Ancak öyle bir dönemdeyiz ki girişimcilik iş bulamayanlar için adete bir sığınak gibi. Bugün girişimciler adeta rock yıldızı gibi görünüyorlar.

Girişimcilik elbette eğlenceli, özgürleştiren ve ödüllendiren bir iş. Fakat aslında, girişimciliğin kimsenin pek fazla sözetmediği bazı karanlık tarafları da var. Girişimci olmak son derece meşakkatli, sabır tüketen ve zorlu bir süreç. Umarım vurdumduymaz bir yapınız vardır. Çünkü gamsız olmaya ihtiyacınız olacak.

Bu makalenin amacı girişimcilikle ilgili popüler medyada anlatılanların haricindeki gerçek resmi paylaşmaktır. Yani çirkin kısımları… Çünkü gerçek şu ki herkes astronot olamaz, herkes doktor olamaz, herkes sandviç yapamaz ve herkes de girişimci olamaz.

İşte girişimcilikle ilgili 6 korkunç gerçek:

 

1. Kendi patronunuz değilsiniz

kendinizi-dusunun

Ben de tıpkı öteki milyonlarca girişimci gibi kendi patronum olmayı istiyordum. Kısa sürede öğrendim ki, büyük girişimcilerin hiçbiri esasında patronluk yapmıyor, yalnızca patron ünvanı taşıyor. Benim şirketimde 300’den fazla satış profesyoneli ve personel var ve esas patron onlar.
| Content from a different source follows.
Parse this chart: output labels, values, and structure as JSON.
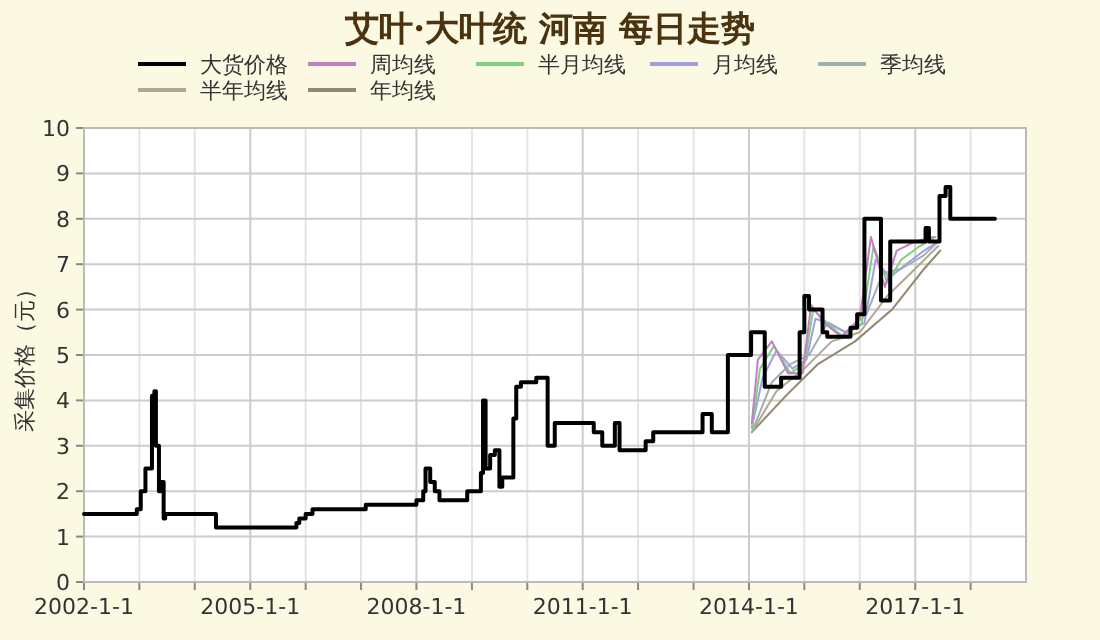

Muhteşem şirketler, o oluşumu yürüten insanların söylediklerine kulak vererek kurulmuştur. Ne zaman çalışanlardan biri bana “patron” dese, hemen o kişiye benim de bir çalışan olduğumu hatırlatırım. Ben onların çalışanıyım, gemiyi yürüten 300 patron var ve ben onların tek çalışanıyım.

 

2. En yüksek maaşı alan siz olmayabilirsiniz

az-sermaye-ile is-kurmak

O kadar çok girişimcinin inanılmaz büyük paralar kazanacağına dair öyle muazzam görüşleri var ki… Elbette bazıları kazanabilmektedir. Ancak bunu başarmak uzun yıllar sürer. Muhteşem bir imparatorluk kurmak için en iyi satış ekiplerine ihtiyacınız var ve bunun için çok sağlam finansal yatırım gerekir.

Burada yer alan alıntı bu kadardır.